Now, Democrats are demanding answers as to how that could be allowed.
“We are incredibly concerned by this unconscionable restriction on agency communications and the message this sends regarding the critical health and scientific work of the department,” Sen. Patty Murray (D-Wash.) and Rep. Frank Pallone (D-N.J.) wrote in a letter Monday to the acting secretary of Health and Human Services.
In the letter Sen. Murray and Rep. Pallone also asked the White House for justification for the language ban.

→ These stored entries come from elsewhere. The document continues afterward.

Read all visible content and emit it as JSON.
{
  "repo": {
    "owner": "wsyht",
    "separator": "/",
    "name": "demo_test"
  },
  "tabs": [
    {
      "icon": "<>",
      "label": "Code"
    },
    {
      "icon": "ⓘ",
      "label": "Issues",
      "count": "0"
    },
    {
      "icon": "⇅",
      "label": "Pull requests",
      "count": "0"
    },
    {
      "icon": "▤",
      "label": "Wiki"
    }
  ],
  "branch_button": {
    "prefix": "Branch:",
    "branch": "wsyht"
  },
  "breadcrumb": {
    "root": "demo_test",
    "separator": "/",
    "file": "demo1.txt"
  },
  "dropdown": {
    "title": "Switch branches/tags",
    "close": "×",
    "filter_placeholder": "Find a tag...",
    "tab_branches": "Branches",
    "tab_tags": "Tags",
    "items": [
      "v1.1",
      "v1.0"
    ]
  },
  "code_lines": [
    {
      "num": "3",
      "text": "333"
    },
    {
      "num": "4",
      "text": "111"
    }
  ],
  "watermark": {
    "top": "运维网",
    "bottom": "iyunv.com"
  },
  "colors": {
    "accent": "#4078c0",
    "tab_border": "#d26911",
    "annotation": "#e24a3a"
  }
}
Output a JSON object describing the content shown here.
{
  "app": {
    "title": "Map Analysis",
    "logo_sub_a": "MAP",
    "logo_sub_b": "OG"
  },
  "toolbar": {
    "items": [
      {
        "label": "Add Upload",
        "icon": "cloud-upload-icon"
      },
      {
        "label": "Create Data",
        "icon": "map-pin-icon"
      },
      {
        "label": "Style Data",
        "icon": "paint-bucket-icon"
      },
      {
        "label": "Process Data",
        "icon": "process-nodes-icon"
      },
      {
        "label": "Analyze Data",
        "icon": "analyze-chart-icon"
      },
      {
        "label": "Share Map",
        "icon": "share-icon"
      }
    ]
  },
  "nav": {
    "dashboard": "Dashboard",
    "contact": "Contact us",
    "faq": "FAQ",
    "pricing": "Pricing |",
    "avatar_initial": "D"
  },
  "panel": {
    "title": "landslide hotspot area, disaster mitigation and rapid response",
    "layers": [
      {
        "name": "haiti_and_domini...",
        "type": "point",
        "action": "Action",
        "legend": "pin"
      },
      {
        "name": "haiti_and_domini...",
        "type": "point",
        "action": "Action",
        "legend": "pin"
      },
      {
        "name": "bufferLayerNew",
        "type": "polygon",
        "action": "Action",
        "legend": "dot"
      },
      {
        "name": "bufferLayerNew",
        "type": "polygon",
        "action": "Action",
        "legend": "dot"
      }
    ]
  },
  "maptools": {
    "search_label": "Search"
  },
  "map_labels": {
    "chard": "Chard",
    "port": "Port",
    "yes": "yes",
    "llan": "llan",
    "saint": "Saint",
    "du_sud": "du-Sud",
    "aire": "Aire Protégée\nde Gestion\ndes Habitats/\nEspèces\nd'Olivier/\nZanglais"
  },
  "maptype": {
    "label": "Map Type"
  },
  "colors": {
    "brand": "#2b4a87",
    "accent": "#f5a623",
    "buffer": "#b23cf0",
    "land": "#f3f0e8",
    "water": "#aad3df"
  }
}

However, for their part the CDC denied any words or phrases had been barred from use. “I want to assure you there are no banned words at CDC,” Brenda Fitzgerald, director of the CDC, tweeted Sunday. “We will continue to talk about all our important public health programs.”
Either way, Democrats are hoping for a clarification.
The White House is removing its petition website... for now
On Monday evening, the White House announced it will be “temporarily” removing the “We the People” petition site first implemented by the Obama administration.
The site allowed any citizen to start a petition. Once it surpassed 100,000 signatures, the White House would then be compelled to respond.
According to an official who spoke with the Associated Press, the site will be taken down at midnight on Tuesday, but will be brought back sometime in January as a new site. This move, the official said, will help save $1.3 million.
There are currently 17 unanswered petitions on the site with more than 100,000 signatures. One even calls for Trump’s resignation.